Au fil de l’eau, les sens sont en résonance thématique. La synesthésie lie et diffracte sons, teintes, senteurs, tacts et goûts au gré de dons sensoriels. memento se penchera bientôt sur le berceau du synesthète adoubé des fées. Mais au commencement étaient les poètes.

S’agissant de l’alliance sensorielle qui caractérise la synesthésie, c’est invariablement avec le poème Correspondances de Charles Baudelaire, dans Les Fleurs du Mal (1857, puis 1861) que l’on commence et auquel on revient toujours.

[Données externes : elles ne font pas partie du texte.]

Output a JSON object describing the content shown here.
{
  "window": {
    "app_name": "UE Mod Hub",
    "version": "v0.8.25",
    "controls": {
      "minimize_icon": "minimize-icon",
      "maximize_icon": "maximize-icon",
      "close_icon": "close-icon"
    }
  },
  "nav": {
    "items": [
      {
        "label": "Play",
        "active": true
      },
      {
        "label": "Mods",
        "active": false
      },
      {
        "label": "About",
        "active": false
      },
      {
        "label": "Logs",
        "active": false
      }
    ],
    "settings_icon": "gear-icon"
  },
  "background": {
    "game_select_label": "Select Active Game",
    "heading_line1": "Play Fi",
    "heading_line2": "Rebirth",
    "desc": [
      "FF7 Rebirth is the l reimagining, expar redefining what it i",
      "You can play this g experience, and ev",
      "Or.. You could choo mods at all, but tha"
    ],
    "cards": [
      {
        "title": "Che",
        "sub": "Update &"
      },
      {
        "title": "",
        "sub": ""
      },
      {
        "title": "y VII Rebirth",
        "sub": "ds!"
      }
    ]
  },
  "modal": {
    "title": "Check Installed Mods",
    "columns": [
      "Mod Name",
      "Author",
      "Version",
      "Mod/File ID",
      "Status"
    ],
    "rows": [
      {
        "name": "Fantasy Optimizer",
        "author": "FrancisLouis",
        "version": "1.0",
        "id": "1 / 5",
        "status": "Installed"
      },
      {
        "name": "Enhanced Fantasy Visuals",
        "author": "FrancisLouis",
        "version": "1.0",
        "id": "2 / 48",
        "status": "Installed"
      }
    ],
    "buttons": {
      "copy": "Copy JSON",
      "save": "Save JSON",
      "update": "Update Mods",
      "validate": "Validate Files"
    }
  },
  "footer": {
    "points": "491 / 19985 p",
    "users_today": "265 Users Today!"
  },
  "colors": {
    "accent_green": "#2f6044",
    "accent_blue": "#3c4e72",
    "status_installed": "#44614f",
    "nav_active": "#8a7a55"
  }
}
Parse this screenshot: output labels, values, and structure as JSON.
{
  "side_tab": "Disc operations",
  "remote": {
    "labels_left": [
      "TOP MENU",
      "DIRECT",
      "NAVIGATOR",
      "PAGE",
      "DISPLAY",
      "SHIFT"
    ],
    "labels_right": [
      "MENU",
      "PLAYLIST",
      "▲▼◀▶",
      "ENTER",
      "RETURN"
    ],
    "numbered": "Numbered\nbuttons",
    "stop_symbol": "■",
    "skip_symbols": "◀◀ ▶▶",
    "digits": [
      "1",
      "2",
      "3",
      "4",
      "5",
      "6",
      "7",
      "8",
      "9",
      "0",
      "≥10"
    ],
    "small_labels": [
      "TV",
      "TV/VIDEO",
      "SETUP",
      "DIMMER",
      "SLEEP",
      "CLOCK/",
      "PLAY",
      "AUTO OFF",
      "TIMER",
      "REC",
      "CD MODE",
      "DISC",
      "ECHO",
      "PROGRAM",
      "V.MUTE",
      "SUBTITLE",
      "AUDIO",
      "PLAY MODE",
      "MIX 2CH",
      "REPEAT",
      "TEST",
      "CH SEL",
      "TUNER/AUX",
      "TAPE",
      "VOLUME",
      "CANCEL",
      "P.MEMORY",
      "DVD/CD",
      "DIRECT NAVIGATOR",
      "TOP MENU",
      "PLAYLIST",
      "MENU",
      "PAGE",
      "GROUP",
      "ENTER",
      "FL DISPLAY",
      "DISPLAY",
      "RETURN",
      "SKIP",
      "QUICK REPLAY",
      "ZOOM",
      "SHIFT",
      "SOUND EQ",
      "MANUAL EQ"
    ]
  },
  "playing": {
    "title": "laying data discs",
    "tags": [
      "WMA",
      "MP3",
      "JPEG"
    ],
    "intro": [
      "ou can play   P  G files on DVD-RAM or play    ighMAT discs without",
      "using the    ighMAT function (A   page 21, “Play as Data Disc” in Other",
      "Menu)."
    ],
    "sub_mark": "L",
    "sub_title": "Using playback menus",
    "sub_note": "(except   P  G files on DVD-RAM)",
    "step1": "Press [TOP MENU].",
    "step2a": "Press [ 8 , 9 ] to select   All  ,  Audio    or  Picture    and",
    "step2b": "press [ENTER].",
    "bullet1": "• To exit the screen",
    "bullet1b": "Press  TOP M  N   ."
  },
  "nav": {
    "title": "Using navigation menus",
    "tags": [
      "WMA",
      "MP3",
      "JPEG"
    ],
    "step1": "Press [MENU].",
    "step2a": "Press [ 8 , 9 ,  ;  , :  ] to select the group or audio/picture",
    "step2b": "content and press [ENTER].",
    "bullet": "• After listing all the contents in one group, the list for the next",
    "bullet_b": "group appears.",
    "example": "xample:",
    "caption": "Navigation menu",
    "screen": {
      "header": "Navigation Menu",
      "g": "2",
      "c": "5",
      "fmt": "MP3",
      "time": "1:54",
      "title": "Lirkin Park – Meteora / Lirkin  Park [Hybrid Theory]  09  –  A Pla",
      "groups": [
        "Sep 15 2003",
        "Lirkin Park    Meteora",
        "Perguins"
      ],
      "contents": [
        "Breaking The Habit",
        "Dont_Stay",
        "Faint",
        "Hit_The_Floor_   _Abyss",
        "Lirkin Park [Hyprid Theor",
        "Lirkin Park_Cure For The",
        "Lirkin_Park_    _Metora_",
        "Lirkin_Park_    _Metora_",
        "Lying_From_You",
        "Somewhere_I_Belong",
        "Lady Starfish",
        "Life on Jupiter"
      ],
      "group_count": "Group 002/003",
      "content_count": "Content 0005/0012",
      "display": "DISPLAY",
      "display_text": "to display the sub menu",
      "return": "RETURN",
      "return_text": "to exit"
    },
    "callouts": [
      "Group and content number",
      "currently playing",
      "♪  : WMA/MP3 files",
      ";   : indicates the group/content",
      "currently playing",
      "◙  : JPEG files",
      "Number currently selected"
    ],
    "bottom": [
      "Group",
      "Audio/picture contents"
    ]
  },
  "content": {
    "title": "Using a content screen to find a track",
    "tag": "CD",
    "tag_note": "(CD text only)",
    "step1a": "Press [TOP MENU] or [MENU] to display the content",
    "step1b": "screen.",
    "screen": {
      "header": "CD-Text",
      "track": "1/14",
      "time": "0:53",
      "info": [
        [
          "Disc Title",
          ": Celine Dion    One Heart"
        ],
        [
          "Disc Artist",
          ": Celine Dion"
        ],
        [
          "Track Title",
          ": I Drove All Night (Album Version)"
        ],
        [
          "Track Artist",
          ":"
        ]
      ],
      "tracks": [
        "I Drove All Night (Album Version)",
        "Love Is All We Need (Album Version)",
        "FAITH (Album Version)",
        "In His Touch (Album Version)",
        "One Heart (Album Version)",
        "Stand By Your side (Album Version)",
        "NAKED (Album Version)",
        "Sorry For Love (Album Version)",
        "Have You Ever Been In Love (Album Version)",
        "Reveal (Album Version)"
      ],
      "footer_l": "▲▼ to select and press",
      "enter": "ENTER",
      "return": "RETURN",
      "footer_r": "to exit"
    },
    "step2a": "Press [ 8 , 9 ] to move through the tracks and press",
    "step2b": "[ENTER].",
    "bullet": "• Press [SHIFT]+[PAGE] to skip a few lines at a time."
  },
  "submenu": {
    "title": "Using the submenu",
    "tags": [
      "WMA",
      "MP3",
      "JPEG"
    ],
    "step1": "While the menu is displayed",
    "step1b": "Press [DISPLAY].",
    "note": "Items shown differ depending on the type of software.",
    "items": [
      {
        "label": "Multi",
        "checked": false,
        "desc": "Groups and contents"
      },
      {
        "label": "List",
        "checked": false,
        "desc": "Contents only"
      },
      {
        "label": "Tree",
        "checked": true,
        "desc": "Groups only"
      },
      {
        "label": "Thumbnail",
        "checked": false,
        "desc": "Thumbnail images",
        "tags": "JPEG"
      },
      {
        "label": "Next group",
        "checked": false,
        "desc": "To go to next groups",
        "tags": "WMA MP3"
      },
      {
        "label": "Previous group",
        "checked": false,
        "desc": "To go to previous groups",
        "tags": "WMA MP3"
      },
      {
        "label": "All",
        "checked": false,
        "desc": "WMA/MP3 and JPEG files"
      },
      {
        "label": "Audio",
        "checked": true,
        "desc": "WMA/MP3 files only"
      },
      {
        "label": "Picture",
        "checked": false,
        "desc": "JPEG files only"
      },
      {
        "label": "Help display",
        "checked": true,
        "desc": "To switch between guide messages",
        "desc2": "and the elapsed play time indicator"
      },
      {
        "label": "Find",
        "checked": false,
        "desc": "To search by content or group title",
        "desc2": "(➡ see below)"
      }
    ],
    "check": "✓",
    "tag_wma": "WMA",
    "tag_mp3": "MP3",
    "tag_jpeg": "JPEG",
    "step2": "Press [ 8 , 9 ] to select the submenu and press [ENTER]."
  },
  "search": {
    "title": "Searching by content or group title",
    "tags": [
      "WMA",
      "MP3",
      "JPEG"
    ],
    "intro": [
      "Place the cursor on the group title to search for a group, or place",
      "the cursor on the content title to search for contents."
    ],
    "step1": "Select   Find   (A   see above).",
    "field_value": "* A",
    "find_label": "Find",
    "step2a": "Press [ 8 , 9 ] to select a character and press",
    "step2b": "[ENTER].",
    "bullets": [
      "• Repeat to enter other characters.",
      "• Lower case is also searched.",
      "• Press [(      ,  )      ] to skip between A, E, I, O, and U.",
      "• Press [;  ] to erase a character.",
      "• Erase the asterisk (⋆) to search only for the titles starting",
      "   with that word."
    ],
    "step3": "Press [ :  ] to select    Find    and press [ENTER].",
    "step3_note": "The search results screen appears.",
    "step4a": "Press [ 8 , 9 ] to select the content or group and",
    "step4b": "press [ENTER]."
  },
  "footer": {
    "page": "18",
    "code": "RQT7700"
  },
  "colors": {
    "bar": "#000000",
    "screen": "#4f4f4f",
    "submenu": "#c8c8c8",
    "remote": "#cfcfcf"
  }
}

Dans ce sonnet sublime ce vers définitif : « Les parfums, les couleurs et les sons se répondent. »

Quelques années plus tard, le 15 mai 1871 Arthur Rimbaud s’adresse à Paul Demeny par courrier. Cette lettre appartient à la postérité. Il est alors poète. La mission qu’il assigne à cette figure illuminée est sensiblement insensée : « Je dis qu’il faut être voyant, se faire voyant. Le Poète se fait voyant par un long, immense et raisonné dérèglement de tous les sens. Cette langue sera de l’âme pour l’âme, résumant tout, parfums, sons, couleurs, de la pensée accrochant la pensée et tirant. » Et ainsi rend-il hommage au maître : «Mais inspecter l’invisible et entendre l’inouï étant autre chose que reprendre l’esprit des choses mortes, Baudelaire est le premier voyant, roi des poètes, un vrai Dieu. »

La même année, ou la suivante, Rimbaud écrit le sonnet Voyelles. Son premier vers est : «A noir, E blanc, I rouge, U vert, O bleu : voyelles, » une association synesthésique typique, qu’il accroît d’images, de tumultes, de sensations, de dérives, de bruits et de relents.

Vraisemblablement, ni Baudelaire, ni Rimbaud n’étaient des synesthètes. Mais leur génie a suppléé cette déficience d’hallucinations clairvoyantes.